Minimum prices for alcohol, an end to promotions in bars and a new mandatory code of practice are three main pillars of a new Parliamentary report examining alcohol-related harm in the UK.

Supermarkets should be prevented from selling alcohol "below cost", according to MPs on the Home Affairs Select Committee, who today (10 November) published the results of their 11-month investigation into policing the streets.

The report focused on excess drinking as a major issue facing the country's police forces, and will be influential in the government's preparation of an alcohol strategy for England and Wales.

In addition to minimum pricing, MPs called for stringent restrictions on Happy Hour promotions in bars and a new mandatory code of practice for the industry, which would replace the current self-regulatory system.

The Committee pulled back from recommending a ban on under-21s buying alcohol in the off-trade, as was put forward by the government in Scotland earlier this year.  
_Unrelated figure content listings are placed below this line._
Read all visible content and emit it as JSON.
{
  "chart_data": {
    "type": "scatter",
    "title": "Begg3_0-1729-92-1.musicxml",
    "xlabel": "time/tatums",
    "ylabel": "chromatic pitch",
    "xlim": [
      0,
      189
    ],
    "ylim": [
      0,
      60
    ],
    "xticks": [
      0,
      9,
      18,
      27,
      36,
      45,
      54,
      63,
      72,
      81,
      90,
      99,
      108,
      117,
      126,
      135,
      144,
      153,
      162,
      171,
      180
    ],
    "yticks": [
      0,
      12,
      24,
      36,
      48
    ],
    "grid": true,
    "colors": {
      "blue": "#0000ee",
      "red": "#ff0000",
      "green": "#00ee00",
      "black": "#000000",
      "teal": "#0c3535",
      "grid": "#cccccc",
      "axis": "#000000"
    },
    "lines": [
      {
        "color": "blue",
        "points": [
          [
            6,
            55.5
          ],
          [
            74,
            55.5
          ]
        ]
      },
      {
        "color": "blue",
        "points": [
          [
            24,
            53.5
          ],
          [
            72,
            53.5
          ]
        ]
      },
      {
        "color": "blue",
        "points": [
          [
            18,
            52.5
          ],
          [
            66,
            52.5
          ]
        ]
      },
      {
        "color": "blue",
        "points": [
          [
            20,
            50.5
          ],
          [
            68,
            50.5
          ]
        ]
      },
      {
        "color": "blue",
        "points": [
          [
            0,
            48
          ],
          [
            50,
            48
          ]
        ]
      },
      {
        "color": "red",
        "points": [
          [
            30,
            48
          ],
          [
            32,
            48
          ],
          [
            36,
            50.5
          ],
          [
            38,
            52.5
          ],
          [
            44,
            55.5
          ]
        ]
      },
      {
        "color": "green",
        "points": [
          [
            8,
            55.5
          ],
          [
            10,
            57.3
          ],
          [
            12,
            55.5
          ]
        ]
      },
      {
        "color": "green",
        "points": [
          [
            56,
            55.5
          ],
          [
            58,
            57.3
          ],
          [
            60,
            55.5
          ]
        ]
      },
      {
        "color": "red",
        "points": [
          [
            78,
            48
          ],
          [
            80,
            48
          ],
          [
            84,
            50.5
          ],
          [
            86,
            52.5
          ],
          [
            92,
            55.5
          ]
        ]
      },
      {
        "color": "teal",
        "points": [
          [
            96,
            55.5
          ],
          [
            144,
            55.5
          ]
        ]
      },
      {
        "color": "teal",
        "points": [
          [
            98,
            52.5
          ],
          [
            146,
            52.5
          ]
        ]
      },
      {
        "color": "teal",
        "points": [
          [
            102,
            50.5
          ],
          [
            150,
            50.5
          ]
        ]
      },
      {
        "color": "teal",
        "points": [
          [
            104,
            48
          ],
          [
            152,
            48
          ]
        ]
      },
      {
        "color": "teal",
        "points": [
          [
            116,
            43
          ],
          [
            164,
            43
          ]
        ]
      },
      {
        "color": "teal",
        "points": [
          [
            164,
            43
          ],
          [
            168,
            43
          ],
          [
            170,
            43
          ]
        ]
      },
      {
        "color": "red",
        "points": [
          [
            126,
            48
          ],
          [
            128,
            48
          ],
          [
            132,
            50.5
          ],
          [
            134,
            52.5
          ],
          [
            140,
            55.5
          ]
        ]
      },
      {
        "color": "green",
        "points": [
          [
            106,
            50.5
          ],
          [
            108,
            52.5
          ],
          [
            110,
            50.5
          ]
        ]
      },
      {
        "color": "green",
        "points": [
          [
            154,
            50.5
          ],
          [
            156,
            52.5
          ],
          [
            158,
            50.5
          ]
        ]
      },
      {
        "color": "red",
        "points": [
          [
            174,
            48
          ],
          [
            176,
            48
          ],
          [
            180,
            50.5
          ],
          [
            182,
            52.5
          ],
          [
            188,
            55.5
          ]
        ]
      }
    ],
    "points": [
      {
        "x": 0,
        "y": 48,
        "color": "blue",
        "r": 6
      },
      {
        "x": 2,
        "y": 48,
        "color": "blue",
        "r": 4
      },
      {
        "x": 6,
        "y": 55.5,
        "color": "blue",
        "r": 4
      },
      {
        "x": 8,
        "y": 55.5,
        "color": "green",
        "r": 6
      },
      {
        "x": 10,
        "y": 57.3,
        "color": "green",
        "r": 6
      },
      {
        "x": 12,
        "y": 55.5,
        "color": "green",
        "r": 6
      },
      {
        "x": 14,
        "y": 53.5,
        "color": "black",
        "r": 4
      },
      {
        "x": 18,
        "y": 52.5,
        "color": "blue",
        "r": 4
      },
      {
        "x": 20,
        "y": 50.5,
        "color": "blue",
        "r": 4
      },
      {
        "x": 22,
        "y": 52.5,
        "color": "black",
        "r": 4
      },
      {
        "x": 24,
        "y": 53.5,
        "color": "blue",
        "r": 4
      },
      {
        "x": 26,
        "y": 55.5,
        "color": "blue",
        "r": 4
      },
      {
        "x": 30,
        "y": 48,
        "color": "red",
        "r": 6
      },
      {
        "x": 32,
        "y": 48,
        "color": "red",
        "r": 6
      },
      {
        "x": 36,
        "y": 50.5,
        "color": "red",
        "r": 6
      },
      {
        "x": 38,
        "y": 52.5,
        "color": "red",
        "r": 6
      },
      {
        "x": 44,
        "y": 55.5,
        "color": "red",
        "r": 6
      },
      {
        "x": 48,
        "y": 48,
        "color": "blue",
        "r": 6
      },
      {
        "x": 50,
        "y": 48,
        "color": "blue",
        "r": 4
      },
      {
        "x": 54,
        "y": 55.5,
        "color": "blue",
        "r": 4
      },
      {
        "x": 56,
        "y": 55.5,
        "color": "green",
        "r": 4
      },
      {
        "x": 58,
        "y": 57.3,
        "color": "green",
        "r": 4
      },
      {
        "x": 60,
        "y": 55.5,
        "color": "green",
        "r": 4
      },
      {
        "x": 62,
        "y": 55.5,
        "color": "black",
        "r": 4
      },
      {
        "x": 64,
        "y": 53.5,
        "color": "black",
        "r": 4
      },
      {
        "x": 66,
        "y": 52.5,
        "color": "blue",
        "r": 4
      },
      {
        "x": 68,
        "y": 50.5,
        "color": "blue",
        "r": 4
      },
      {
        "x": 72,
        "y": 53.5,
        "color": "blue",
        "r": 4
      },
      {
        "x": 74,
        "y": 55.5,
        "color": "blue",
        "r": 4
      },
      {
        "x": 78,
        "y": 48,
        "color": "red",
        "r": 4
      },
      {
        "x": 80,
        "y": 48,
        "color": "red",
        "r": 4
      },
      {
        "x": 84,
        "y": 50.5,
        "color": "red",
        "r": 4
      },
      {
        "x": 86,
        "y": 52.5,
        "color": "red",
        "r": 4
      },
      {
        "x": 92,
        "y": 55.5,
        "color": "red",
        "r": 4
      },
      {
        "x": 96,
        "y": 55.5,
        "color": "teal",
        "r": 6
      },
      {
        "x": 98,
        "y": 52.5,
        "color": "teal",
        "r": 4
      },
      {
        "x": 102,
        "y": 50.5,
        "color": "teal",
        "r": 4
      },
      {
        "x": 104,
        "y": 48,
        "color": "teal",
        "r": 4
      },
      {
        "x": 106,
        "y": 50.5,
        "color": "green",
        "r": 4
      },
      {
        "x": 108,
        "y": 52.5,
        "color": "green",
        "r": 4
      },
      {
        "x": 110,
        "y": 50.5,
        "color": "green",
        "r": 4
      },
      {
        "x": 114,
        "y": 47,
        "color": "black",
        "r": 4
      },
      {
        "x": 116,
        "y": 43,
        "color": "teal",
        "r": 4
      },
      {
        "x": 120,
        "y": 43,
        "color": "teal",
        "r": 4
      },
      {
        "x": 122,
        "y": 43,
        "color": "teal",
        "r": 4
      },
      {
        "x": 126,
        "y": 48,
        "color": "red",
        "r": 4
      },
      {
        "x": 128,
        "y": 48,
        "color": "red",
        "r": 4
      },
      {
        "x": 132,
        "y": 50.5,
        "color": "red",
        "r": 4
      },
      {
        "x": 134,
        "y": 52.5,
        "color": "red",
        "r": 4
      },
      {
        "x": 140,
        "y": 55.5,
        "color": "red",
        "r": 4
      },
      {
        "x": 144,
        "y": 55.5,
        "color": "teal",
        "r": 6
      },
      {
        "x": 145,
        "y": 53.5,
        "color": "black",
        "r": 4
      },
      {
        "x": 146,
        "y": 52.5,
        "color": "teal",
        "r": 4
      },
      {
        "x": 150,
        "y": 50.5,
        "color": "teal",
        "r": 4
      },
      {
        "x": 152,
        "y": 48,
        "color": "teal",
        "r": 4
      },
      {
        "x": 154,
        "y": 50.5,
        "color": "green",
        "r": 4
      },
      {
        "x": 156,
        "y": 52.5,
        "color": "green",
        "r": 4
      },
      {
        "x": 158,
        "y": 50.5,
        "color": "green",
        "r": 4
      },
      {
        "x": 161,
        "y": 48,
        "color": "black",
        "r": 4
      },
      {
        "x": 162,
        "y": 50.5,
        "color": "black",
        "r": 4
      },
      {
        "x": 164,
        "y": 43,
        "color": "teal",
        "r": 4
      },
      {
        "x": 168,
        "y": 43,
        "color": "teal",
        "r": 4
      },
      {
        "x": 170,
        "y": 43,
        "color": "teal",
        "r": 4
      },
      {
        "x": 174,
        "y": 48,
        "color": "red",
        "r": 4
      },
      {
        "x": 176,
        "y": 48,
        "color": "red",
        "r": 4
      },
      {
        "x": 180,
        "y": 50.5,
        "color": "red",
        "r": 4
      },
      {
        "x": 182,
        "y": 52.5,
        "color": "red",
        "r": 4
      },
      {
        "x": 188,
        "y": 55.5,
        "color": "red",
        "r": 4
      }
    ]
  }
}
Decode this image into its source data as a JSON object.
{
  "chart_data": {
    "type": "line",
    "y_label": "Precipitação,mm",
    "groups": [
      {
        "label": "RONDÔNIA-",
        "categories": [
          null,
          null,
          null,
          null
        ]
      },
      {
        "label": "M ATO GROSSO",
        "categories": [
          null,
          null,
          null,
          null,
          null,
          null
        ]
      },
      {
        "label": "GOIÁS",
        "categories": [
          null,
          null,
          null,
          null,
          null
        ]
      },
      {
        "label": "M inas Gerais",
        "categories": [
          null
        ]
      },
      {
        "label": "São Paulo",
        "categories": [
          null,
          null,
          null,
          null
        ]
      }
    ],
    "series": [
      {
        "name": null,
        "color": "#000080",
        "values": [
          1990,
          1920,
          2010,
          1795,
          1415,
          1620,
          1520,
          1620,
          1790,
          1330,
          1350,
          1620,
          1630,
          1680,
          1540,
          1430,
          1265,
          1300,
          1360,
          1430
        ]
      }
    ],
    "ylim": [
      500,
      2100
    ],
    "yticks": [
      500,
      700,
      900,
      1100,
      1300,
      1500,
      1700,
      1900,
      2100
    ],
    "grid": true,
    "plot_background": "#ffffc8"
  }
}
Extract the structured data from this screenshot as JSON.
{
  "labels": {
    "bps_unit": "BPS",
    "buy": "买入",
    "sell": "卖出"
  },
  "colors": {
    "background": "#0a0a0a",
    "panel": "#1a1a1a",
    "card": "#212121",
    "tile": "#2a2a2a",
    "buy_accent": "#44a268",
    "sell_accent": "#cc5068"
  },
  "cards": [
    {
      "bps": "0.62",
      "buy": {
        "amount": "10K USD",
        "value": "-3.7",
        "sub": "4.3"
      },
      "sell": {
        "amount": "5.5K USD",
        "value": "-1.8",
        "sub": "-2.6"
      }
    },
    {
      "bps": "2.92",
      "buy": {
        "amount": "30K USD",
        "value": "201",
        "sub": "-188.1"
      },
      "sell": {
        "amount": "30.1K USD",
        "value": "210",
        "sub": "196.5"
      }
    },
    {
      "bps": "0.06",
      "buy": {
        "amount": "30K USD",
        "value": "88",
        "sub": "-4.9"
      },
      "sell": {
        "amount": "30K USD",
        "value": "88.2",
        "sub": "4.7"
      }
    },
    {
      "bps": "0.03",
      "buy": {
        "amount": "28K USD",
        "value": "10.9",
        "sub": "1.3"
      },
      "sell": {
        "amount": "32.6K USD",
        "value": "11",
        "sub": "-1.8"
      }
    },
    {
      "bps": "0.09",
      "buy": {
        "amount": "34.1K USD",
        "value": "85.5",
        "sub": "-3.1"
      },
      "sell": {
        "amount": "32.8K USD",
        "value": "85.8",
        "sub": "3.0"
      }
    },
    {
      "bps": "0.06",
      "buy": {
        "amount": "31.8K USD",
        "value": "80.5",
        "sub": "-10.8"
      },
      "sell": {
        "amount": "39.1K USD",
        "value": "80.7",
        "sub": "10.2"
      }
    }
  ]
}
Jeremy Beadles, chief executive of the Wine & Spirit Trade Association (WSTA), rejected calls for minimum pricing. "Calls for Government to set the price of alcohol or raise prices for everyone are simply unfair, particularly in the current economic climate,  and will do nothing to stop the small minority who misuse alcohol."

It remains unclear how the government could make minimum pricing work, both in practical terms and within competition law. A special clause exists that would allow ministers to override competition law on pricing, although such a move is only intended for matters of exceptional public interest.   

On a mandatory code of practice, just-drinks understands that the industry would accept a shift away from self-regulation on drinks promotions, and might accept the wider use of fines for those behaving irresponsibly.

Industry leaders have spoken to ministers about the possibility of "co-regulation", which would include a new national code of practice agreed by industry and the government.  

One high-level industry source told just-drinks that there is frustration in some quarters that a small minority of industry players continue to blight the reputation of the whole sector on promoting responsible consumption.

The WSTA has long campaigned for more enforcement of police powers under the 2003 Licensing Act. "There are more than enough laws to deal with alcohol related disorder but the police do not have the resources they need to enforce them," said Jeremy Beadles.